A number of curious readers have asked the obvious question: what does the “random journal entry” shown in my previous post read?
There are actually four entries on the two pages depicted, including 8-9 April 1923 and 5-6 April 1924. The entries for 8-9 April 1923 are the longest and most interesting. The entry for 8 April reads: “A very bad gale last night and today till evening and quite cold[.] went out on tide flat to get a Nesodon skull and lower jaws but tide did not go out far enough to uncover it[.] wind was so strong could not walk against it[.] in Afternoon wrapped specimens.” The next entry reads: “Very rainy until noon and cloudy till about 3 P.M. Prospected tide flat and did some wrapping specimens.”
This is no tall tale. Abbott was then encamped near the Rio Coyle, on the southeastern coast of Patagonia, and working in the mid-Miocene Santa Cruz beds. Anyone who has worked in this windy place will recognize the difficulties Abbott regales! Elmer S. Riggs, leader of the expedition, describes this weather vividly in an entry in his own journal with no date. He writes: “So strong…was wind pressure that men could not stand against it on the beach. Repeatedly we were dashed against rocks, caps and glasses blown away. Rocks were loosened from the cliffs and endangered our heads in the fall.”
Nesodon, now extinct, was a large-bodied notoungulate mammal endemic to South America. It was one of the more common Santa Cruz animals.


I was happy to see the new picture Paul.
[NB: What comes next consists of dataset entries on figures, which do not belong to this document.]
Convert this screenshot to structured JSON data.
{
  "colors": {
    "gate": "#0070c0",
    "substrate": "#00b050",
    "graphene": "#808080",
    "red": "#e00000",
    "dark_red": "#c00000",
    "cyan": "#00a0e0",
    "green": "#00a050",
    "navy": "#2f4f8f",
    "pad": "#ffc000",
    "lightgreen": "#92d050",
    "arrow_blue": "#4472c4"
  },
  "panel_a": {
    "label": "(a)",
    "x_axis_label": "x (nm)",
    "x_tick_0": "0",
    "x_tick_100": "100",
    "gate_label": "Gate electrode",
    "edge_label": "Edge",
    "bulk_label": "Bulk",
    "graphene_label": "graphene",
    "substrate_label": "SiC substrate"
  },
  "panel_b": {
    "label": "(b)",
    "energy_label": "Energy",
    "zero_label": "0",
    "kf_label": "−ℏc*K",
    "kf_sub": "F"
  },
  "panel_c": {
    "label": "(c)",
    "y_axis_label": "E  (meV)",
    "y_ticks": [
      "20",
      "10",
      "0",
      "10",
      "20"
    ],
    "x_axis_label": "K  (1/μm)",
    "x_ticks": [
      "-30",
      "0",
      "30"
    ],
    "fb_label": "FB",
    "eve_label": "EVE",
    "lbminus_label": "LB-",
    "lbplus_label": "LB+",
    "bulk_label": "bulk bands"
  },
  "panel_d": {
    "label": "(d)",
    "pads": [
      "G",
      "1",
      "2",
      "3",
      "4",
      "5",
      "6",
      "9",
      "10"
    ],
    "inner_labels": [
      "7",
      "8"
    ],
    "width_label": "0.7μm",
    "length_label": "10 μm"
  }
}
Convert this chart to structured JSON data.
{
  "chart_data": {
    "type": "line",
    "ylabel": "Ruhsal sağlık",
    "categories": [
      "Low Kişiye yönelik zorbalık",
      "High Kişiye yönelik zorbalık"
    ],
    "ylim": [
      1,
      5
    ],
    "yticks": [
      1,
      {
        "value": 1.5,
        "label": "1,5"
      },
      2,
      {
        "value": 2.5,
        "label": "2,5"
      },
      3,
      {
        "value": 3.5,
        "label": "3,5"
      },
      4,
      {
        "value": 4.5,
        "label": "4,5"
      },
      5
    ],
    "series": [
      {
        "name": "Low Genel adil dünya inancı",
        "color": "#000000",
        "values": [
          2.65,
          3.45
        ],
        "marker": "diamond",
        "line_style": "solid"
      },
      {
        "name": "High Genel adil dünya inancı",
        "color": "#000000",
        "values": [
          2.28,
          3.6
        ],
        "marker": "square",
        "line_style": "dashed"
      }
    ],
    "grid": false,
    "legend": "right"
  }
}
Do you mind if I copy and save to put on my ancestry page? I have not even read the whole diary, but one page I remember reading where he tells about finding someones glasses after a wind storm. What were the changes of that? Thanks again for the picture.
No problem. I also have another picture of Abbott in the field in Canada. I’ll send that to you when I get the manuscript finished. Stay tuned. Also, the incident with Elmer’s eyeglasses happened about this same time and is referred to in the other journal entry.
bad pun but great reading.
I don’t know what you’re referring to, Art. “He who would pun would pick a pocket.”